Continental Tyres of the not-too-distant future will be able to relay to the vehicle operator when their tread depth reaches the minimum level.
The new technology will be incorporated into existing tyre pressure-monitoring devices, and will also include sensors to measure load on the tyre.
The sensors work by detecting changes in the tyre’s “rolling characteristics”, along with variations in tyre deformation.
A vehicle’s on-board computer systems gradually ‘learn’ the tyre’s characteristics from new, enabling them to slowly monitor the tyre over time to know when the tread depth is getting low.
Once the minimum tread depth has been reached, a warning light or message in the cabin tells the driver – or even a local service centre through wireless technology - that it’s time for some new rubber.

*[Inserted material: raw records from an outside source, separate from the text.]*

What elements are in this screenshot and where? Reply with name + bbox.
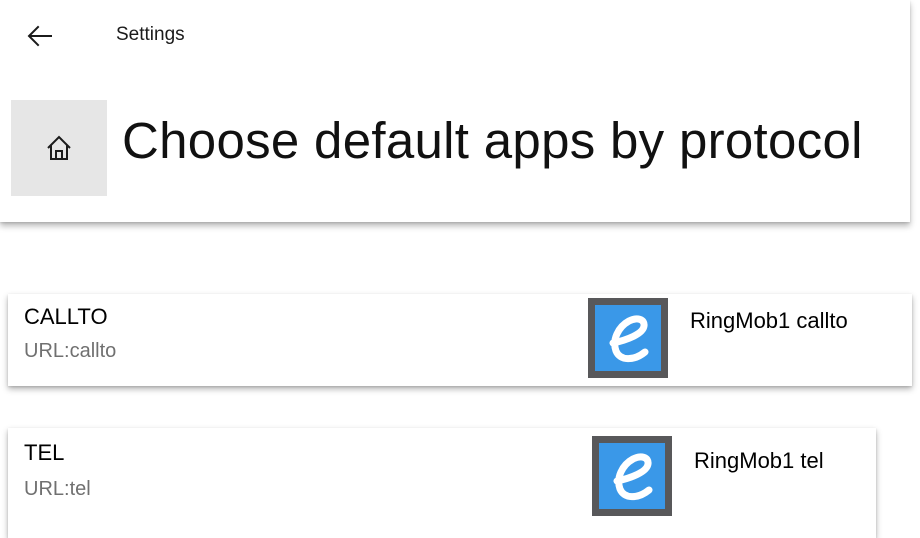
back-button[interactable]: [20, 18, 60, 54]
protocol-name: CALLTO: [24, 304, 108, 329]
protocol-row-tel: TEL URL:tel RingMob1 tel: [8, 428, 876, 538]
app-icon-frame: [588, 298, 668, 378]
default-app-button-callto[interactable]: RingMob1 callto: [588, 298, 908, 382]
protocol-description: URL:tel: [24, 478, 91, 500]
ringmob-e-icon: [595, 305, 661, 371]
app-icon-frame: [592, 436, 672, 516]
protocol-description: URL:callto: [24, 340, 117, 362]
default-app-name: RingMob1 callto: [690, 308, 848, 333]
protocol-name: TEL: [24, 440, 65, 465]
page-title: Choose default apps by protocol: [122, 112, 863, 169]
protocol-row-callto: CALLTO URL:callto RingMob1 callto: [8, 294, 912, 386]
ringmob-e-icon: [599, 443, 665, 509]
header-card: Settings Choose default apps by protocol: [0, 0, 910, 222]
back-arrow-icon: [27, 25, 52, 47]
window-title: Settings: [116, 24, 185, 45]
default-app-name: RingMob1 tel: [694, 448, 824, 473]
home-icon: [47, 135, 71, 160]
default-app-button-tel[interactable]: RingMob1 tel: [592, 436, 872, 520]
home-button[interactable]: [11, 100, 107, 196]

Continental says the new technology will complement existing rubber tread-depth indicators, which will still be incorporated in the design of future tyres.
Load sensors will also form part of Continental’s future plans, enabling the system to inform the driver if a vehicle has been overloaded, or otherwise tell the vehicle’s other electronically-controllable features to adjust for additional weight.
From November this year, tyre pressure monitors will be mandatory for all new passenger vehicles (class M1) sold within the European Union.
Along with the obvious safety benefits of a system that can alert drivers to deflating tyres, the law is designed to ensure drivers have inflated tyres to their optimum operating pressures; saving fuel and reducing emissions.
Continental expects the new technologies will be available from 2017.